The flag of the state of Kansas was adopted by the Kansas State Legislature on May 21, 1927. The flag features a blue background with the Great Seal of the State of Kansas in the center. The Kansas state crest is appears above the seal and the state’s name is printed in block letters below the seal.
The Great Seal of the State of Kansas was adopted on May 25, 1861 and tells the story of Kansas’s development. A farmer, two horses and a plow, and a cabin are depicted in the seal’s foreground, reflecting the importance of agriculture in Kansas’s economy, society, and history. The journey many Americans made to Kansas from the American east during the nineteenth century is depicted behind the agricultural scene with a train of oxen and wagons moving westward. Kansas’s Native American population is represented in the background of the seal with two Native Americans hunting buffalo on horseback. A river and a steamboat are also pictured in the seal’s background, representing Kansas’s participation in interstate commerce. The state’s motto, Ad astra per aspera, or “through hardships to the stars,” is written at the top of the seal in Latin. The Kansas state seal also includes thirty four stars, representing Kansas’s admission to the Union as the thirty-fourth state on January 29, 1861. Around the entire scene are the words, “Great Seal of the State of Kansas, January 29, 1861.”

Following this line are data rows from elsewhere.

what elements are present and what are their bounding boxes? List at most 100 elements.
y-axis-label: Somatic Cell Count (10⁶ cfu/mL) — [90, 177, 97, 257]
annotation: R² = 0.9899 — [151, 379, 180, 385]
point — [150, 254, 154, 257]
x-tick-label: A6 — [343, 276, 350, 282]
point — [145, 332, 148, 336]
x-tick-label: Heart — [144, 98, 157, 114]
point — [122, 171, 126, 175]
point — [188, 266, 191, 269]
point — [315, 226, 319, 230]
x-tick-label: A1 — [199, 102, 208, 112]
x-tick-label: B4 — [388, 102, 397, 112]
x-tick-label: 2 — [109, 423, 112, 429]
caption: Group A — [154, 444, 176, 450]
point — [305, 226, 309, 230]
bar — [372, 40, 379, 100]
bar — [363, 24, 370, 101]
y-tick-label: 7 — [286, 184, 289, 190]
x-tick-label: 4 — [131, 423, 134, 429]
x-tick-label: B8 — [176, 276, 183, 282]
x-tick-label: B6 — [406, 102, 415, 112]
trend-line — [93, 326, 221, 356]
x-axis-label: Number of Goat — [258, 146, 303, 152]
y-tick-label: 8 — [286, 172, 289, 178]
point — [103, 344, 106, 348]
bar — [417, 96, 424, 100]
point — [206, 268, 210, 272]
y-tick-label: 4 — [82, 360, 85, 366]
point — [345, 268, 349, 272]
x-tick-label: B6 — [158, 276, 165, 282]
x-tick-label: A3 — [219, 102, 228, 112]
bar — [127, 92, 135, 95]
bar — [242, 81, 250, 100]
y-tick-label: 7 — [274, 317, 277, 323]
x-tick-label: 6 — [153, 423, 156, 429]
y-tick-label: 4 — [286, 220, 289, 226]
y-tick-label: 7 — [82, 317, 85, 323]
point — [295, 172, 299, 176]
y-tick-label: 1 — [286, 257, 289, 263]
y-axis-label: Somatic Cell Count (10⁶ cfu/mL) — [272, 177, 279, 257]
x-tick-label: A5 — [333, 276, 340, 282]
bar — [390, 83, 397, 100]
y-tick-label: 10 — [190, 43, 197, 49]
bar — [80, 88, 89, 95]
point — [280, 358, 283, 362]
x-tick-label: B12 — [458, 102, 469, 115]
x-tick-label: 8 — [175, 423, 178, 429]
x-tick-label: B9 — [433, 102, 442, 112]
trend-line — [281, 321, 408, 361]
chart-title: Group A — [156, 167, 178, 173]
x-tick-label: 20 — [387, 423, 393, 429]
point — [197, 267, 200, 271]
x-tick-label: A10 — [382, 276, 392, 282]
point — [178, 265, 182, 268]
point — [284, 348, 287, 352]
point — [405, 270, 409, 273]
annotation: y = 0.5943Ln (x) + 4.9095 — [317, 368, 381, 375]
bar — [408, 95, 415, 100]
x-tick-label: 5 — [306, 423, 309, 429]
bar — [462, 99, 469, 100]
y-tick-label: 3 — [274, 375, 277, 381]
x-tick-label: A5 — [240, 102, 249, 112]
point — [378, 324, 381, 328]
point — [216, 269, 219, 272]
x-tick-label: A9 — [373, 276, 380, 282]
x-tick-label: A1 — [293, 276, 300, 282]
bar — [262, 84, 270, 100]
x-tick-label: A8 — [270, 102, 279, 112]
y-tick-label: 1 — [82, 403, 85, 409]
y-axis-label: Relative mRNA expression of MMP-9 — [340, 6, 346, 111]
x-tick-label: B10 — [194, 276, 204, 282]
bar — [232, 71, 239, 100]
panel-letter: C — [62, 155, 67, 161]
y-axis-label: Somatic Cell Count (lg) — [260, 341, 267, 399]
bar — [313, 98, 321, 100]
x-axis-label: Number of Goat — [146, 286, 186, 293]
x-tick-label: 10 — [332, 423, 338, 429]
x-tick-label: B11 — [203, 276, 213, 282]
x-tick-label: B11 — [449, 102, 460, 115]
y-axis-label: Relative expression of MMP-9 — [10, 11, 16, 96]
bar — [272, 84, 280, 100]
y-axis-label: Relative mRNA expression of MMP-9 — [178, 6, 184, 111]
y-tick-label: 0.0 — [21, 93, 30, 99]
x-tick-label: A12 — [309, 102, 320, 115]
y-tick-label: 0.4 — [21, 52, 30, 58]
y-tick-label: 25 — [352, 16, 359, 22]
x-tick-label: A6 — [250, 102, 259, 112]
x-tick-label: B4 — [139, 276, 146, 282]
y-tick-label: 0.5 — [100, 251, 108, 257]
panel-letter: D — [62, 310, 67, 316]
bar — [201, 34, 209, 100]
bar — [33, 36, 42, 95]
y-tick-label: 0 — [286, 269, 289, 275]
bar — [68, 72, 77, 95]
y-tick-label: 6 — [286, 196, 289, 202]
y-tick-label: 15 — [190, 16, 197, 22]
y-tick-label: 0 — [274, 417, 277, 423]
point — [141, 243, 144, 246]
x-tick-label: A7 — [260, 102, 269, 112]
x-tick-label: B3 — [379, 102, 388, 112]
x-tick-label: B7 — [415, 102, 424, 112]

Kansas’s state crest is featured at the top of the flag and consists of a sunflower resting on top of a gold and blue bag. The flower is Kansas’s state flower and also symbolizes fearlessness and openness. The blue and gold bar represents the Louisiana Purchase, of which the area that is now Kansas was a part.
The Kansas State Flag was flown for the first time in 1927 at Fort Riley to honor the troops stationed at Fort Riley and the Kansas National Guard.